To desecrate such sanctified and hallowed ground with the audacity and irreverence I had the misfortune to witness shocked me, shocked me to my very core.
People (and note the plural, there was not just one person but multiple people) had actually dared to bring into the holy theatrical sanctum that is Covent Garden's Royal Opera House a London Lite. The free tabloid paper thrust into faces and fists each day in the streets. The streets! I tell you. I shall do my utmost to restrain my vitriol in reference to the spelling of 'Lite', and instead direct it very much towards the blasphemy incurred upon the lustrous velvet seats and gloriously plush amphitheatre. The whole thing reeked, positively reeked, of incongruity and insult. It is akin to bringing a burning effigy, accessorised with voodoo dolls and Wicca crystals, into Sunday service, parading it round the font as the altar is set alight and all the sacrificial wine is drunk, then sticking it up the vicar's arse. Such is the sacrilege.

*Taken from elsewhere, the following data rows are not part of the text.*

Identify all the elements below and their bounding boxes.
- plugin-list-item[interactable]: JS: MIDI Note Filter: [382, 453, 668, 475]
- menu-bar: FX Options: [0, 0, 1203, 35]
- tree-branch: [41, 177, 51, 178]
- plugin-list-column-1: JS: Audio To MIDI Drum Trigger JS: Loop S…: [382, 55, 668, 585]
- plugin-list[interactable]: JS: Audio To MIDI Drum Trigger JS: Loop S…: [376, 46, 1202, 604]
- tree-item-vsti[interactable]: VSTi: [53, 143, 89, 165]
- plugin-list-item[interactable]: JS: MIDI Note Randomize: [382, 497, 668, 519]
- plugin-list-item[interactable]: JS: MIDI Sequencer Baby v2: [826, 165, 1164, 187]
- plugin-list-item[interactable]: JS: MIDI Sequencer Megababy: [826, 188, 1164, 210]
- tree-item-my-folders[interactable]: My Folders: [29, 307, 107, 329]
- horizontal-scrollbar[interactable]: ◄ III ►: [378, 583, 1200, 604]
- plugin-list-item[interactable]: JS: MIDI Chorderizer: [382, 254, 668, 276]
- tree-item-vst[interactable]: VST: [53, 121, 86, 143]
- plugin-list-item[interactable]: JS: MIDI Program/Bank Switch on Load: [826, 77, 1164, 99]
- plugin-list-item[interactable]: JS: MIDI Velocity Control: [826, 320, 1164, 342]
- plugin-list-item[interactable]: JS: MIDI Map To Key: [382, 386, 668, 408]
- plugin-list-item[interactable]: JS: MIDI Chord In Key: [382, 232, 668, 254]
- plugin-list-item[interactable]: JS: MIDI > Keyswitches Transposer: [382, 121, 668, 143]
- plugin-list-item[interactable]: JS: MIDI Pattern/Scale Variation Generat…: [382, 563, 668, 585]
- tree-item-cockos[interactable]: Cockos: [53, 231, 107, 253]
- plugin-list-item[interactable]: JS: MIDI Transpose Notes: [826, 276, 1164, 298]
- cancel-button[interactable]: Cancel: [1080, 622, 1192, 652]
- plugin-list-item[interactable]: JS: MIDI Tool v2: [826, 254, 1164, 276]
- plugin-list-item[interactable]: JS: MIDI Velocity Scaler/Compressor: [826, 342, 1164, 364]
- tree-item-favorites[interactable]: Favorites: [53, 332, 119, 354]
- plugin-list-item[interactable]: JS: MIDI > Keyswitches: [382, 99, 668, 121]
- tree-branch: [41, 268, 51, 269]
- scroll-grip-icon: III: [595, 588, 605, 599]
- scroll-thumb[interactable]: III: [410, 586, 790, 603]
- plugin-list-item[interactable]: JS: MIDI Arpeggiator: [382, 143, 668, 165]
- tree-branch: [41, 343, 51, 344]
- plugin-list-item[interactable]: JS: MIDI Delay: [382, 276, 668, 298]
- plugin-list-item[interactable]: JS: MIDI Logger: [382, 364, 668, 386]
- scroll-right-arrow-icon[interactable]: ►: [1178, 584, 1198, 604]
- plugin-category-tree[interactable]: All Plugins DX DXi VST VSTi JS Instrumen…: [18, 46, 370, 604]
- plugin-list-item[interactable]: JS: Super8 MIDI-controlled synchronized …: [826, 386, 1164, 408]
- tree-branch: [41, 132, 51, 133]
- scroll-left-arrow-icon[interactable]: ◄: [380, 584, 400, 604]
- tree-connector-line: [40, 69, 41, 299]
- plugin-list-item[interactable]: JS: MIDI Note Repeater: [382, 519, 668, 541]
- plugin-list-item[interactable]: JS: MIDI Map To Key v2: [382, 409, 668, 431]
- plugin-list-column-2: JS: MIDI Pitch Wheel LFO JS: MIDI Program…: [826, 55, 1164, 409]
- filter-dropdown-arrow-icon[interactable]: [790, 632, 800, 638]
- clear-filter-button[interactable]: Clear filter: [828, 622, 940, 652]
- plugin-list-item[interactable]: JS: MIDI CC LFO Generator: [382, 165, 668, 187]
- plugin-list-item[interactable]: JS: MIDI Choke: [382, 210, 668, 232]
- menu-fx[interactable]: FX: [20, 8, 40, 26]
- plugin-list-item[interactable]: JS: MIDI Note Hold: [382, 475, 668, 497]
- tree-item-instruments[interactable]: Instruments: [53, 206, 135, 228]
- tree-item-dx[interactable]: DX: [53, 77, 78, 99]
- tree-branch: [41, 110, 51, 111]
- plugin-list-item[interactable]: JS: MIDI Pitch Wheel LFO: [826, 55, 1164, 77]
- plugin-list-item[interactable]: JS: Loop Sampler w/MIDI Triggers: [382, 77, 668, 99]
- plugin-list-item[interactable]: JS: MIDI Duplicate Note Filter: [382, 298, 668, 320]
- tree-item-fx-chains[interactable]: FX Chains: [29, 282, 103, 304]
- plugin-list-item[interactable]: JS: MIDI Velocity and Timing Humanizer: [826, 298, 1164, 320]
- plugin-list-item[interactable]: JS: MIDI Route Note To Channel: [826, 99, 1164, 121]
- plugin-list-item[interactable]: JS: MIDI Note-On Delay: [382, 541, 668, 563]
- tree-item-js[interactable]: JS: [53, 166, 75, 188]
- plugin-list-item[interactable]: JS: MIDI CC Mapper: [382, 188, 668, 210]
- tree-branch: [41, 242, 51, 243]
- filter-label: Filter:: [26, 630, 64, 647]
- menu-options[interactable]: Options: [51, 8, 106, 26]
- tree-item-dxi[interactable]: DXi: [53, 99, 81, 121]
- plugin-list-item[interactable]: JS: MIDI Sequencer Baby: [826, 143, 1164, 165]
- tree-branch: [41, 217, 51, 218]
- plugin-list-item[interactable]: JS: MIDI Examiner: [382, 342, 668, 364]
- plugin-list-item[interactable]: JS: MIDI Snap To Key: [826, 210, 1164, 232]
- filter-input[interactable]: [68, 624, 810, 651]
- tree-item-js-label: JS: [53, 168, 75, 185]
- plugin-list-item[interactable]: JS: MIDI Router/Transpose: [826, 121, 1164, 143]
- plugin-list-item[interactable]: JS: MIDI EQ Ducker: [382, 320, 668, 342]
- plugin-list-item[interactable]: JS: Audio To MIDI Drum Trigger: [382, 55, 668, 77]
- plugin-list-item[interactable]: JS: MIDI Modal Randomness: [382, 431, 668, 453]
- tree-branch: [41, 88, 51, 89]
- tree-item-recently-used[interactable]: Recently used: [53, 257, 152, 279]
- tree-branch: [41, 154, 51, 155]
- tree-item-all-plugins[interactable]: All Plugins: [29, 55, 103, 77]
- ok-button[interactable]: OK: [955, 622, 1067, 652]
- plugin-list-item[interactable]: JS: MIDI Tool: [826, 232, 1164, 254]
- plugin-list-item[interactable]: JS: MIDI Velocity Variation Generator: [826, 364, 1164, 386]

To actually come prepared with such a rag for the interval leaves me speechless.
I blocked my eyes to the latest about Livingstone and Kate Moss's new hairstyle and tried very hard to merely sit and soak up the atmosphere of artistic brilliance, steeped in decades of theatrical mastery, when waiting between acts. Despite being surrounded by the tempting rustling.
I twiddled my thimbs and remained resolute. I am a true follower of the faith. A born-again believer in a 'swish night out to see the Ballet, dahling!'. I will not have it besmirched by London Lite.